Reads only the selected modules
Answers with full context, fewer tokens

CLI Integration

# Modulize your memory
soul modulize MEMORY.md

# Auto-detect large files (>50KB)
soul modulize --auto

# Chat with modules (automatic)
soul chat

# Chat without modules
soul chat --no-modules

# View module stats during chat
> /modules
📁 Modules in ./modules/:
   📑 INDEX.md (1.7KB)
   📄 projects.md (6.0KB)
   📄 tools.md (2.0KB)
   ...
   Last query used: tools.md, projects.md

Real-World Results

Tested on a 25KB MEMORY.md with 44 sections:

Metric	Before	After	Savings
Memory read per query	25KB	13KB avg	47%
INDEX size	N/A	1.7KB	—
Module count	1 file	6 files	—
Categories	—	7 unique	—

For larger memory files (100KB+), expect 60-80% savings.

Zero Infrastructure

Unlike RAG, Modulizer needs:

❌ No vector database (Qdrant, Pinecone, etc.)
❌ No embedding model or API
❌ No background services

Just your existing LLM provider.
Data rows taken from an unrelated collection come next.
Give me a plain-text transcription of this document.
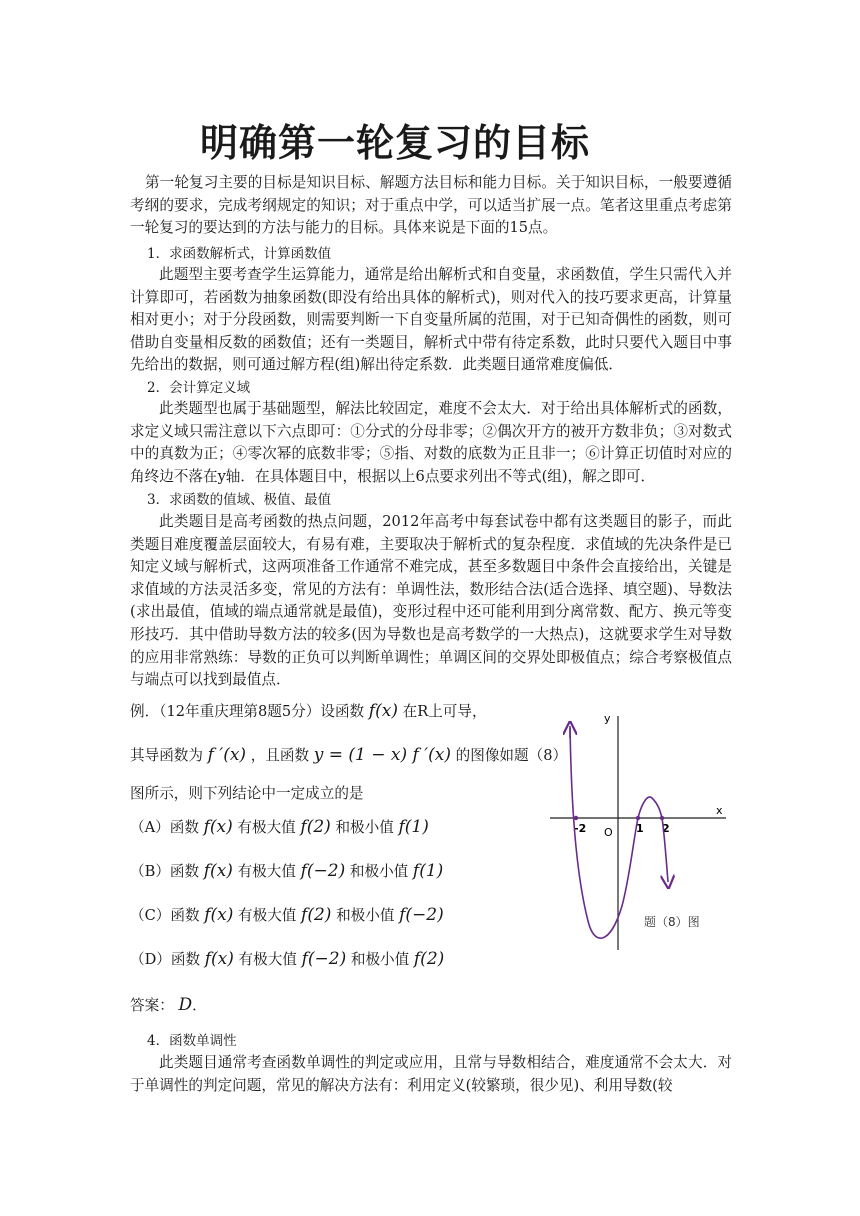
明确第一轮复习的目标

第一轮复习主要的目标是知识目标、解题方法目标和能力目标。关于知识目标，一般要遵循考纲的要求，完成考纲规定的知识；对于重点中学，可以适当扩展一点。笔者这里重点考虑第一轮复习的要达到的方法与能力的目标。具体来说是下面的15点。

1．求函数解析式，计算函数值

此题型主要考查学生运算能力，通常是给出解析式和自变量，求函数值，学生只需代入并计算即可，若函数为抽象函数(即没有给出具体的解析式)，则对代入的技巧要求更高，计算量相对更小；对于分段函数，则需要判断一下自变量所属的范围，对于已知奇偶性的函数，则可借助自变量相反数的函数值；还有一类题目，解析式中带有待定系数，此时只要代入题目中事先给出的数据，则可通过解方程(组)解出待定系数．此类题目通常难度偏低．

2．会计算定义域

此类题型也属于基础题型，解法比较固定，难度不会太大．对于给出具体解析式的函数，求定义域只需注意以下六点即可：①分式的分母非零；②偶次开方的被开方数非负；③对数式中的真数为正；④零次幂的底数非零；⑤指、对数的底数为正且非一；⑥计算正切值时对应的角终边不落在y轴．在具体题目中，根据以上6点要求列出不等式(组)，解之即可．

3．求函数的值域、极值、最值

此类题目是高考函数的热点问题，2012年高考中每套试卷中都有这类题目的影子，而此类题目难度覆盖层面较大，有易有难，主要取决于解析式的复杂程度．求值域的先决条件是已知定义域与解析式，这两项准备工作通常不难完成，甚至多数题目中条件会直接给出，关键是求值域的方法灵活多变，常见的方法有：单调性法，数形结合法(适合选择、填空题)、导数法(求出最值，值域的端点通常就是最值)，变形过程中还可能利用到分离常数、配方、换元等变形技巧．其中借助导数方法的较多(因为导数也是高考数学的一大热点)，这就要求学生对导数的应用非常熟练：导数的正负可以判断单调性；单调区间的交界处即极值点；综合考察极值点与端点可以找到最值点．

例．（12年重庆理第8题5分）设函数 f(x) 在R上可导，
其导函数为 f ′(x) ，且函数 y = (1 − x) f ′(x) 的图像如题（8）
图所示，则下列结论中一定成立的是
（A）函数 f(x) 有极大值 f(2) 和极小值 f(1)
（B）函数 f(x) 有极大值 f(−2) 和极小值 f(1)
（C）函数 f(x) 有极大值 f(2) 和极小值 f(−2)
（D）函数 f(x) 有极大值 f(−2) 和极小值 f(2)
答案： D．
x
y
O
-2	1 2
题（8）图

4．函数单调性

此类题目通常考查函数单调性的判定或应用，且常与导数相结合，难度通常不会太大．对于单调性的判定问题，常见的解决方法有：利用定义(较繁琐，很少见)、利用导数(较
Works with Anthropic, OpenAI, Gemini, and Ollama.

When to Use Modulizer vs RAG

Use Case	Modulizer	RAG (v2.0)
Memory size	10-100KB	100KB+
Infrastructure	None	Qdrant + embeddings
Query style	Category-based	Semantic search
Setup time	1 command	~30 min
Offline/airgapped	✅ Yes	Depends

Modulizer is the “right tool” for solo agents with moderate memory. It’s the 90% solution with 0% infrastructure.

RAG is better when you need true semantic search across massive knowledge bases.

Backwards Compatible

If you don’t run soul modulize, everything works exactly as before:

No modules? → Full MEMORY.md is loaded
--no-modules flag? → Full MEMORY.md is loaded
Modules exist? → Two-phase retrieval kicks in automatically

Your existing workflows are unaffected.

Try It Now

pip install --upgrade soul-agent

# If you have an existing memory file
soul modulize MEMORY.md

# Start chatting
soul chat

Check /modules during chat to see which modules are being used.

Links:

Modulizer was inspired by the progressive-memory pattern — scan an index first, fetch details on demand. We brought this to soul.py’s file-based memory system.